Sfax : la SONEDE réussit son pari et divise par deux le gaspillage d’eau

La Société Nationale d’Exploitation et de Distribution des Eaux (SONEDE) vient de franchir une étape décisive dans la gestion du stress hydrique en Tunisie. En collaboration avec l’Agence japonaise de coopération internationale (JICA), le projet de réduction des pertes d’eau dans le Grand Sfax affiche des résultats qui dépassent les espérances les plus optimistes, marquant un tournant dans la stratégie nationale de préservation des ressources.

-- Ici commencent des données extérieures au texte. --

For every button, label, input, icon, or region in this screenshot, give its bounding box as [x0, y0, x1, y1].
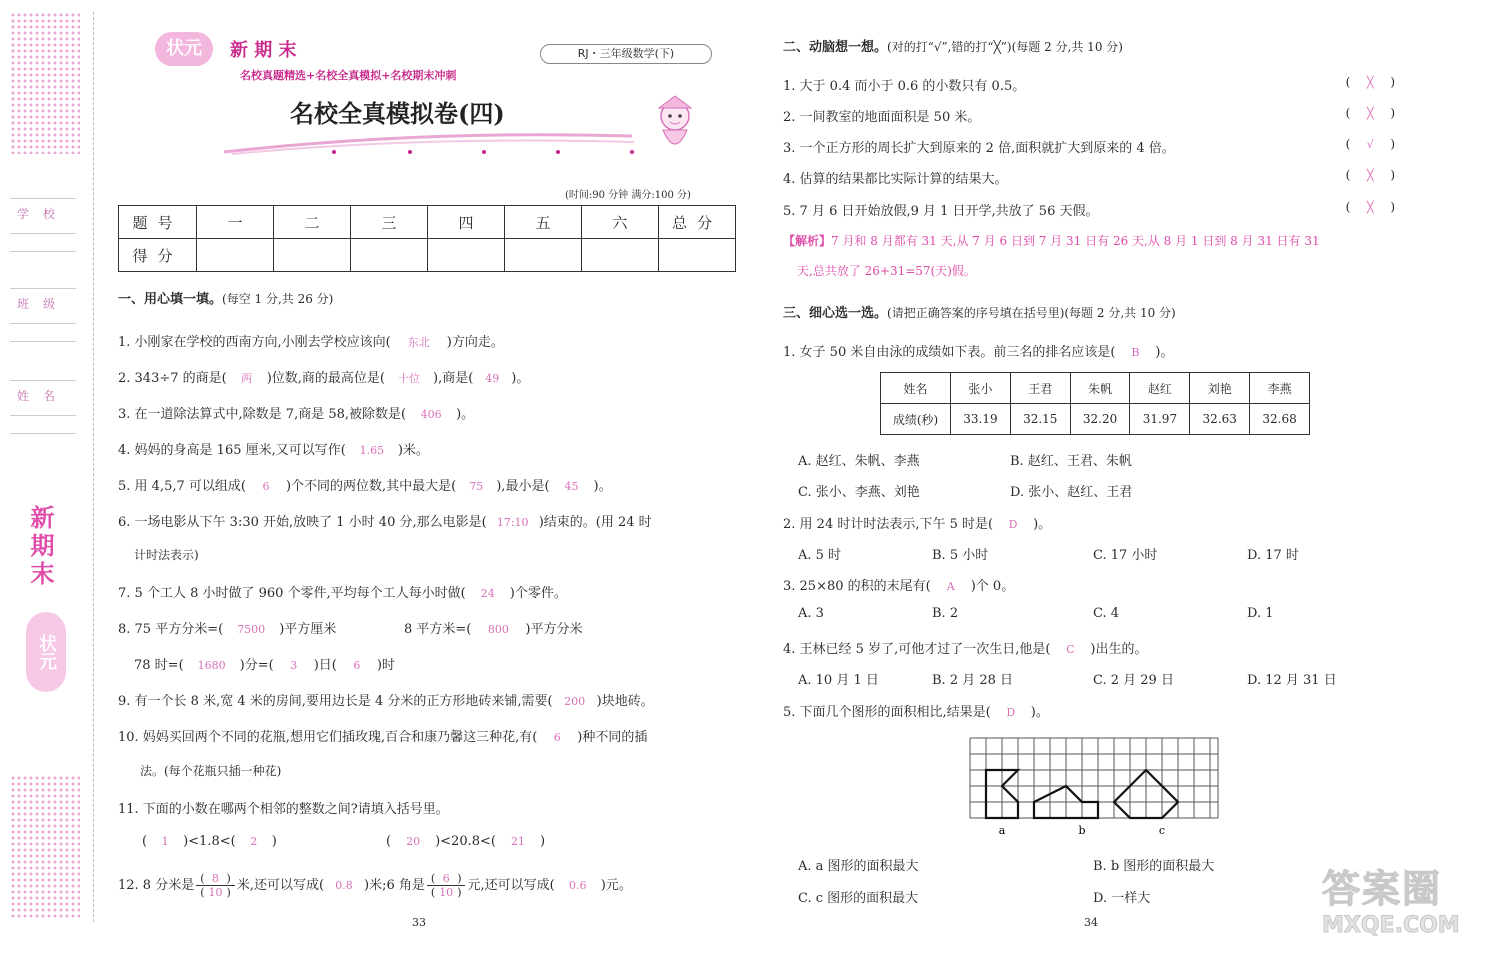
section3-title: 三、细心选一选。(请把正确答案的序号填在括号里)(每题 2 分,共 10 分) — [783, 306, 1176, 321]
answer: 6 — [353, 659, 361, 672]
score-cell[interactable] — [351, 239, 428, 272]
score-header-cell: 一 — [197, 206, 274, 239]
question-3: 3. 在一道除法算式中,除数是 7,商是 58,被除数是( 406 )。 — [118, 407, 475, 422]
score-table-score-row — [119, 239, 736, 272]
tagline: 名校真题精选+名校全真模拟+名校期末冲刺 — [240, 69, 457, 82]
table-cell: 31.97 — [1130, 404, 1190, 435]
choice-question-1: 1. 女子 50 米自由泳的成绩如下表。前三名的排名应该是( B )。 — [783, 345, 1174, 360]
answer: 1 — [161, 835, 169, 848]
school-field[interactable] — [10, 238, 76, 252]
section1-title: 一、用心填一填。(每空 1 分,共 26 分) — [118, 292, 334, 307]
question-2: 2. 343÷7 的商是( 两 )位数,商的最高位是( 十位 ),商是( 49 )。 — [118, 371, 530, 386]
answer: B — [1131, 346, 1140, 359]
answer: 3 — [290, 659, 298, 672]
option-a[interactable]: A. 赵红、朱帆、李燕 — [798, 454, 920, 469]
score-header-cell: 六 — [582, 206, 659, 239]
choice-question-2: 2. 用 24 时计时法表示,下午 5 时是( D )。 — [783, 517, 1052, 532]
answer: 20 — [406, 835, 421, 848]
swim-results-table — [880, 372, 1310, 435]
score-cell[interactable] — [582, 239, 659, 272]
question-7: 7. 5 个工人 8 小时做了 960 个零件,平均每个工人每小时做( 24 )个零件。 — [118, 586, 567, 601]
sidebar-brand-badge: 状元 — [26, 612, 66, 692]
score-header-cell: 二 — [274, 206, 351, 239]
question-1: 1. 小刚家在学校的西南方向,小刚去学校应该向( 东北 )方向走。 — [118, 335, 504, 350]
score-cell[interactable] — [274, 239, 351, 272]
school-label: 学校 — [10, 198, 76, 234]
answer: 24 — [480, 587, 495, 600]
table-cell: 刘艳 — [1190, 373, 1250, 404]
table-row — [881, 404, 1310, 435]
judge-answer-3: ( √ ) — [1345, 137, 1395, 151]
answer: 45 — [564, 480, 579, 493]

Alors que la Tunisie fait face à une sécheresse persistante, les chiffres présentés lors de la conférence de clôture du projet sonnent comme une victoire technique majeure. En l’espace d’un an, les équipes engagées sur le terrain ont réussi à inspecter plus de 180 kilomètres de conduites, pulvérisant l’objectif initial qui tablait sur une centaine de kilomètres pour l’année 2025. Cette accélération du calendrier témoigne de la mobilisation sans précédent des ingénieurs et techniciens autour de l’urgence climatique.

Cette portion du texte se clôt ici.